I cried reading Andre Dubus III’s “Ghost Dogs” [July 2021]. I nearly couldn’t finish it and awoke the next morning still haunted by the essay. It took me back to all the dogs who have been in my life and the complicated relationships I have had with these wondrous beings. Dubus’s essay unlocked a door to many memories, both painful and sweet.

Judy Schaeffer Whiteford, Maryland

Kelly Daniels’s essay “City Bus, Country Bus” [June 2021] fondly called to mind the 98, a bus that carried folks from small, country towns to the universities and workplaces in Eugene, Oregon.

On this bus a friend taught me how to knit socks. When the driver needed to fence her dog, regular riders built her a fence. One of the more mature riders taught us young folk the wonders of Bag Balm for dry skin. I used to joke that the 5:30 PM bus was more like a bar: laughter, jokes, and even a few small parties at parks along the way.

I look forward to COVID fading into the past so I can safely ride the bus again: one with large, clear windows so I can take in the mountains and skyline.

Kerstin Britz Culp Creek, Oregon

Like Kelly Daniels I, too, grew up in California. When I was a lad in the fifties, everyone seemed to love automobiles. Gas-station employees washed your windows and filled your tank. My family once drove a hundred miles to Los Angeles just to get a look at the newest models.

When I became a hippie, I learned how automobiles had transformed our entire country for the worse. Instead of learning bus routes, which barely existed where I lived, I hitchhiked about fifty thousand miles in ten years, “bumping elbows with messy humanity,” as Daniels writes.

Once, when I was about nineteen years old, the person giving me a ride stopped for gas in Los Angeles. There were a dozen self-service pumps and one guy sitting in a booth. I burst out laughing because I knew, instinctively, that I was looking at the future.

Doug Wilson Rowe, Massachusetts

As I read the June 2021 Sunbeams — about revolution and civil disobedience and fighting for what you think is right — it occurred to me that the people who stormed the U.S. Capitol on January 6 would probably say they were acting on many of the principles highlighted in the quotes.

Those people, who feel disrespected by the “ruling class,” had been told by a president and a media outlet that their way of life and the country they love was being stolen from them. How would Democrats have reacted if Joe Biden had lost, and we had been told by people we trust that it was due to fraud? How can we convince those who believe otherwise that, if there was voter fraud, it was miniscule and inconsequential? I wish I knew.

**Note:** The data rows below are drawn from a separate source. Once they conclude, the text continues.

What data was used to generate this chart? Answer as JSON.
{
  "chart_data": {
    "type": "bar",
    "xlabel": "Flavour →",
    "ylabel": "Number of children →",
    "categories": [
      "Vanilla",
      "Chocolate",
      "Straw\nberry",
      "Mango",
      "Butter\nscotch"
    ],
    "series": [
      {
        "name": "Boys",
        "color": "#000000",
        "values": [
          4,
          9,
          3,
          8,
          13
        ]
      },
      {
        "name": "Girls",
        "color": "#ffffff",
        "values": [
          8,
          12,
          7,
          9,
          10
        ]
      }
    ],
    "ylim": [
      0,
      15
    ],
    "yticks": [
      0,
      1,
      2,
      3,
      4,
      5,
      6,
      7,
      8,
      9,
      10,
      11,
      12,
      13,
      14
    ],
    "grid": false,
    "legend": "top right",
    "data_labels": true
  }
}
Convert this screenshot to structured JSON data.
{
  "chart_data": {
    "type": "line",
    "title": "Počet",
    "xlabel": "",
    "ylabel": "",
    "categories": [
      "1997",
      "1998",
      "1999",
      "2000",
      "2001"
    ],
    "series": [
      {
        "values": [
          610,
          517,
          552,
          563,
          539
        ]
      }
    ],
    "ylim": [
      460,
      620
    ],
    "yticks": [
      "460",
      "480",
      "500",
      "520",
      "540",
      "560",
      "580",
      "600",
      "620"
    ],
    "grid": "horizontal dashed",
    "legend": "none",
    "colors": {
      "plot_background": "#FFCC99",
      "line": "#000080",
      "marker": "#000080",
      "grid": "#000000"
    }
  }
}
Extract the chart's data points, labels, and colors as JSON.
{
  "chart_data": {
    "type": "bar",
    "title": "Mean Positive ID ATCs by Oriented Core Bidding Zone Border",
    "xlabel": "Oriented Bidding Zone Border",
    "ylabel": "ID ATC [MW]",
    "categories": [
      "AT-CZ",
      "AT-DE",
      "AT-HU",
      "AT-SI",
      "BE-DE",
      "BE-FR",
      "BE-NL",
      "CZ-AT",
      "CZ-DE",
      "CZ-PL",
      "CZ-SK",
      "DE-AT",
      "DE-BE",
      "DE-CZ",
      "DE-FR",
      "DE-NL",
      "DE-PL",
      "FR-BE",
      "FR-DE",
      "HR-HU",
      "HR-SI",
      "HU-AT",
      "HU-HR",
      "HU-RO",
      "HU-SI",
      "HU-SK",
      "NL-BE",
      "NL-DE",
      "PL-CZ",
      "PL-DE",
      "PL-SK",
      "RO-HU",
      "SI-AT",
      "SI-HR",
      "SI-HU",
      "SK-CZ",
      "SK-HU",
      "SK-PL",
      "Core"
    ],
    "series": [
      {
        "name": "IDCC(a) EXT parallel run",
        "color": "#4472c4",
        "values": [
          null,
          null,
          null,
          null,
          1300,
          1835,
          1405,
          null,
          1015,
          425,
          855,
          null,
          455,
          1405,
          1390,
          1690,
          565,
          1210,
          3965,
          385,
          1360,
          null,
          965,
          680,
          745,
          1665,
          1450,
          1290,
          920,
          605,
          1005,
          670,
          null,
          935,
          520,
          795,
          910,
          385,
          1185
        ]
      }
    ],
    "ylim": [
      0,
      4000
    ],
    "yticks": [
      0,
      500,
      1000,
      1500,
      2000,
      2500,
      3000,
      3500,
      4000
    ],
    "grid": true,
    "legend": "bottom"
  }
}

Denise Burns Eugene, Oregon

Several years ago I let my subscription to The Sun lapse. I was teaching freshman composition and had little time to read beyond what was needed to prepare for my classes. Then, shortly before I retired, a friend passed along a recent issue. I had forgotten how wonderful the magazine is. I found powerful writing and stunning photographs. Before long I was subscribing again.

Then, a few years ago, I decided to give a gift subscription to my closest friend of more than fifty years. He and his wife had moved from Indiana to Scotland, where his mother had grown up, and I wanted to give him a taste of what was best in America. I’ve renewed that subscription for years.

He says The Sun makes him see that, despite the upheavals in the U.S. — the systemic racism, the ugly partisan divide, the widespread money-grubbing — a rich vein of goodwill, wisdom, and humanity still runs through this country.